# Developer's guide for creating scales and transformations¶

Matplotlib supports the addition of custom procedures that transform the data before it is displayed.

There is an important distinction between two kinds of transformations. Separable transformations, working on a single dimension, are called "scales", and non-separable transformations, that handle data in two or more dimensions at a time, are called "projections".

From the user's perspective, the scale of a plot can be set with set_xscale() and set_yscale(). Projections can be chosen using the projection keyword argument to the plot() or subplot() functions, e.g.:

plot(x, y, projection="custom")


This document is intended for developers and advanced users who need to create new scales and projections for Matplotlib. The necessary code for scales and projections can be included anywhere: directly within a plot script, in third-party code, or in the Matplotlib source tree itself.

## Creating a new scale¶

Adding a new scale consists of defining a subclass of matplotlib.scale.ScaleBase, that includes the following elements:

• A transformation from data coordinates into display coordinates.
• An inverse of that transformation. This is used, for example, to convert mouse positions from screen space back into data space.
• A function to limit the range of the axis to acceptable values (limit_range_for_scale()). A log scale, for instance, would prevent the range from including values less than or equal to zero.
• Locators (major and minor) that determine where to place ticks in the plot, and optionally, how to adjust the limits of the plot to some "good" values. Unlike limit_range_for_scale(), which is always enforced, the range setting here is only used when automatically setting the range of the plot.
• Formatters (major and minor) that specify how the tick labels should be drawn.

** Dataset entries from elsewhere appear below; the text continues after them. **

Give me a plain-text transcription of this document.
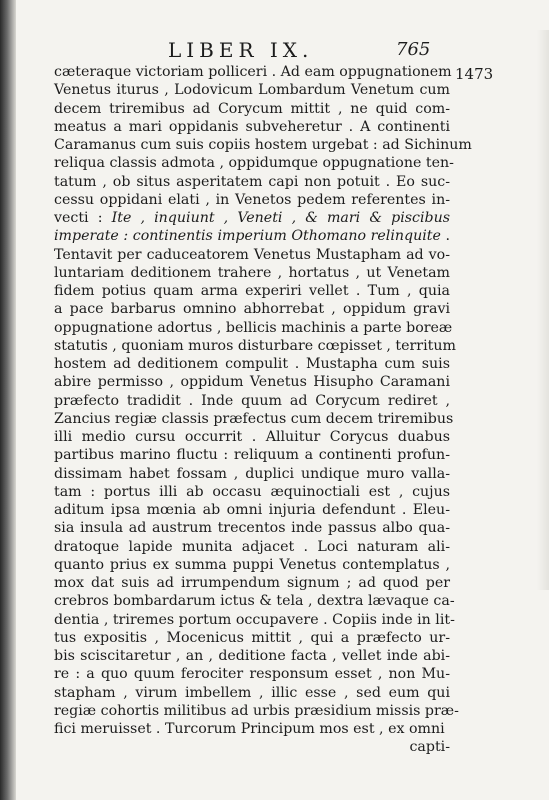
LIBER IX.	765
1473
cæteraque victoriam polliceri . Ad eam oppugnationem
Venetus iturus , Lodovicum Lombardum Venetum cum
decem triremibus ad Corycum mittit , ne quid com-
meatus a mari oppidanis subveheretur . A continenti
Caramanus cum suis copiis hostem urgebat : ad Sichinum
reliqua classis admota , oppidumque oppugnatione ten-
tatum , ob situs asperitatem capi non potuit . Eo suc-
cessu oppidani elati , in Venetos pedem referentes in-
vecti : Ite , inquiunt , Veneti , & mari & piscibus
imperate : continentis imperium Othomano relinquite .
Tentavit per caduceatorem Venetus Mustapham ad vo-
luntariam deditionem trahere , hortatus , ut Venetam
fidem potius quam arma experiri vellet . Tum , quia
a pace barbarus omnino abhorrebat , oppidum gravi
oppugnatione adortus , bellicis machinis a parte boreæ
statutis , quoniam muros disturbare cœpisset , territum
hostem ad deditionem compulit . Mustapha cum suis
abire permisso , oppidum Venetus Hisupho Caramani
præfecto tradidit . Inde quum ad Corycum rediret ,
Zancius regiæ classis præfectus cum decem triremibus
illi medio cursu occurrit . Alluitur Corycus duabus
partibus marino fluctu : reliquum a continenti profun-
dissimam habet fossam , duplici undique muro valla-
tam : portus illi ab occasu æquinoctiali est , cujus
aditum ipsa mœnia ab omni injuria defendunt . Eleu-
sia insula ad austrum trecentos inde passus albo qua-
dratoque lapide munita adjacet . Loci naturam ali-
quanto prius ex summa puppi Venetus contemplatus ,
mox dat suis ad irrumpendum signum ; ad quod per
crebros bombardarum ictus & tela , dextra lævaque ca-
dentia , triremes portum occupavere . Copiis inde in lit-
tus expositis , Mocenicus mittit , qui a præfecto ur-
bis sciscitaretur , an , deditione facta , vellet inde abi-
re : a quo quum ferociter responsum esset , non Mu-
stapham , virum imbellem , illic esse , sed eum qui
regiæ cohortis militibus ad urbis præsidium missis præ-
fici meruisset . Turcorum Principum mos est , ex omni
capti-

Once the class is defined, it must be registered with Matplotlib so that the user can select it.

A full-fledged and heavily annotated example is in Custom scale. There are also some classes in matplotlib.scale that may be used as starting points.

## Creating a new projection¶

Adding a new projection consists of defining a projection axes which subclasses matplotlib.axes.Axes and includes the following elements:

• A transformation from data coordinates into display coordinates.
• An inverse of that transformation. This is used, for example, to convert mouse positions from screen space back into data space.
• Transformations for the gridlines, ticks and ticklabels. Custom projections will often need to place these elements in special locations, and Matplotlib has a facility to help with doing so.
• Setting up default values (overriding cla()), since the defaults for a rectilinear axes may not be appropriate.
• Defining the shape of the axes, for example, an elliptical axes, that will be used to draw the background of the plot and for clipping any data elements.
• Defining custom locators and formatters for the projection. For example, in a geographic projection, it may be more convenient to display the grid in degrees, even if the data is in radians.
• Set up interactive panning and zooming. This is left as an "advanced" feature left to the reader, but there is an example of this for polar plots in matplotlib.projections.polar.

Once the projection axes is defined, it can be used in one of two ways:

• By defining the class attribute name, the projection axes can be registered with matplotlib.projections.register_projection() and subsequently simply invoked by name:

plt.axes(projection='my_proj_name')

• For more complex, parameterisable projections, a generic "projection" object may be defined which includes the method _as_mpl_axes. _as_mpl_axes should take no arguments and return the projection's axes subclass and a dictionary of additional arguments to pass to the subclass' __init__ method. Subsequently a parameterised projection can be initialised with:

plt.axes(projection=MyProjection(param1=param1_value))


where MyProjection is an object which implements a _as_mpl_axes method.

A full-fledged and heavily annotated example is in Custom projection. The polar plot functionality in matplotlib.projections.polar may also be of interest.